I was thinking to solve in 3 cases. First case when $x_{n+1} = f(x_{n})$ only, the second case when $x_{n+1} = g(x_{n})$ only and the last case when $x_{n+1} = f(x_{n})$ or $x_{n+1} = g(x_{n})$, when the sequence has alternating recursion with unknown periodicity. I was thinking breaking the sequence in 2 subsequences $x_{k_{m}}$ and $x_{q_{p}}$, where the sequence $k_{m}$ is the sequence of the positions (when the function f is in the recursion) and $q_{p}$ is the sequence of the positions (when the function $g$ is in the recursion) and for a sequence with "$n$ terms" we will have "$m$ terms" for the first subsequence + "$p$ terms" for the second subsequence. For the first two cases the problem is easily solved using Banach Theorem for fixed point. What should I use for the third case?
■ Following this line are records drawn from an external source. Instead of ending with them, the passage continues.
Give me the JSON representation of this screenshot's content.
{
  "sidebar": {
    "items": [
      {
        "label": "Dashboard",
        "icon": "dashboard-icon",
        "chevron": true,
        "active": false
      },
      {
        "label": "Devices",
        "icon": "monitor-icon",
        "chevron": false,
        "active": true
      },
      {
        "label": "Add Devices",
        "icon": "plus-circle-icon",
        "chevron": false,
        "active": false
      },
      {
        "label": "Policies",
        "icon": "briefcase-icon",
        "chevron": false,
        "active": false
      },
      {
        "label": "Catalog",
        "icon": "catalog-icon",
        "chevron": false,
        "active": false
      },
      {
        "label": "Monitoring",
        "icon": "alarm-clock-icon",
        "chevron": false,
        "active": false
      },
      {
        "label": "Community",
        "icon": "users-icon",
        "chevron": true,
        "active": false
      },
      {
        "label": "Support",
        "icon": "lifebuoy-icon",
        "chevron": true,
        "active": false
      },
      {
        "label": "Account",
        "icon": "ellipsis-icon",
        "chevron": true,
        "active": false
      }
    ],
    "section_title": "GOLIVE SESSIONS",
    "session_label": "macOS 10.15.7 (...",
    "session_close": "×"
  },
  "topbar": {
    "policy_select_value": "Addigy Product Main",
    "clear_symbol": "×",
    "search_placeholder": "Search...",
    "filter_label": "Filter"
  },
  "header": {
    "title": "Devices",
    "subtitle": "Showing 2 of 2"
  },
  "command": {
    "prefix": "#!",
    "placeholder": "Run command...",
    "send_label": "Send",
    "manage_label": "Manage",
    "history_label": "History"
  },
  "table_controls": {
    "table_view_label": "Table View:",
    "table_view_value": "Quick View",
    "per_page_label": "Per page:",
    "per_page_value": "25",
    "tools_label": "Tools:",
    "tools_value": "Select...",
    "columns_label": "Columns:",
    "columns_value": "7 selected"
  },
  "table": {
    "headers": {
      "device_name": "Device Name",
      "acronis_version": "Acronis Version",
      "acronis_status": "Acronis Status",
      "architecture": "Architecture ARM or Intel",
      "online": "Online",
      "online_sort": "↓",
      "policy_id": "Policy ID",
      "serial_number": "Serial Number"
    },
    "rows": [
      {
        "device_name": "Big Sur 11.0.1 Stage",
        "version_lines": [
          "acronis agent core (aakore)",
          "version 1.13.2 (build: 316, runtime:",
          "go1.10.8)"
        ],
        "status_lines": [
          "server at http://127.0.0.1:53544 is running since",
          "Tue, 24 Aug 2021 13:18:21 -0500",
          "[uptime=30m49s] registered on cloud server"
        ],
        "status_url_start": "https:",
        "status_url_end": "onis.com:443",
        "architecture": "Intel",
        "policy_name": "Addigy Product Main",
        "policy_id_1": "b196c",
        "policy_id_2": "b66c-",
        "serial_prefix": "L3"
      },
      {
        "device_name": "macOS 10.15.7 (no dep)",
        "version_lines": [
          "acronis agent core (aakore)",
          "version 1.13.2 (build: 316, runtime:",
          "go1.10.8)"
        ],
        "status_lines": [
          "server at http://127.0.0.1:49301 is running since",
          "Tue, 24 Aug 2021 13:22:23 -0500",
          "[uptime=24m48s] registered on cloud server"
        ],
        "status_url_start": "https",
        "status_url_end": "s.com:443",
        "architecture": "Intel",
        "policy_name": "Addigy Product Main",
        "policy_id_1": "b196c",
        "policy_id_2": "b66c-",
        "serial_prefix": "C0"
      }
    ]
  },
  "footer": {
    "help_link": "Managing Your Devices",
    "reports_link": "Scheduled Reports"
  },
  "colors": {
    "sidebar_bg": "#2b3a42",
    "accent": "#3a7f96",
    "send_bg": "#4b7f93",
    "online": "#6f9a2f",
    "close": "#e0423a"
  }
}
The definition of contraction?

Answer 1

Let $L<1$ be a common Lipschitz constant of $f$ and $g$ and let $a$ be the common fixed point of $f$ and $g$. As observed in the comments by Hagen von Eitzen $n \mapsto |x_n-a|$ is decreasing: $$ x_{n+1}=f(x_n) ~ \Rightarrow ~ |x_{n+1}-a| = |f(x_n)-f(a)| \le L|x_n-a| \le |x_n-a|, $$ $$ x_{n+1}=g(x_n) ~ \Rightarrow ~ |x_{n+1}-a| = |g(x_n)-g(a)| \le L|x_n-a| \le |x_n-a|. $$ Hence $\gamma:= \lim_{n \to \infty} |x_n-a|$ exists. We have $\gamma \ge 0$ and want to show $\gamma =0$: Since $(|x_n-a|)$ is convergent $(x_n)$ is bounded and therefore has a convergent subsequence $(x_{n_k})$ with limit $b$, say. In the iteration steps $n_k \to n_k+1$ at least one of the functions $f$ or $g$ is chosen infinite often, w.l.o.g. let it be $f$. Thus there is a subsequence $(x_{n_{k_j}})$ of $(x_{n_k})$ such that $$ x_{n_{k_j}+1}=f(x_{n_{k_j}}) \to f(b) \quad (j \to \infty). $$ Thus $$ \gamma = \lim_{k \to \infty} |x_{n_k}-a| = |b-a|, $$ and $$ \gamma = \lim_{j \to \infty} |x_{n_{k_j}+1}-a| = |f(b)-a|. $$ Now $|b-a|=|f(b)-a| =|f(b)-f(a)| \le L|b-a|$ which yields $a=b$. Therefore $\gamma=0$, which means $x_n \to a$ $(n \to \infty)$.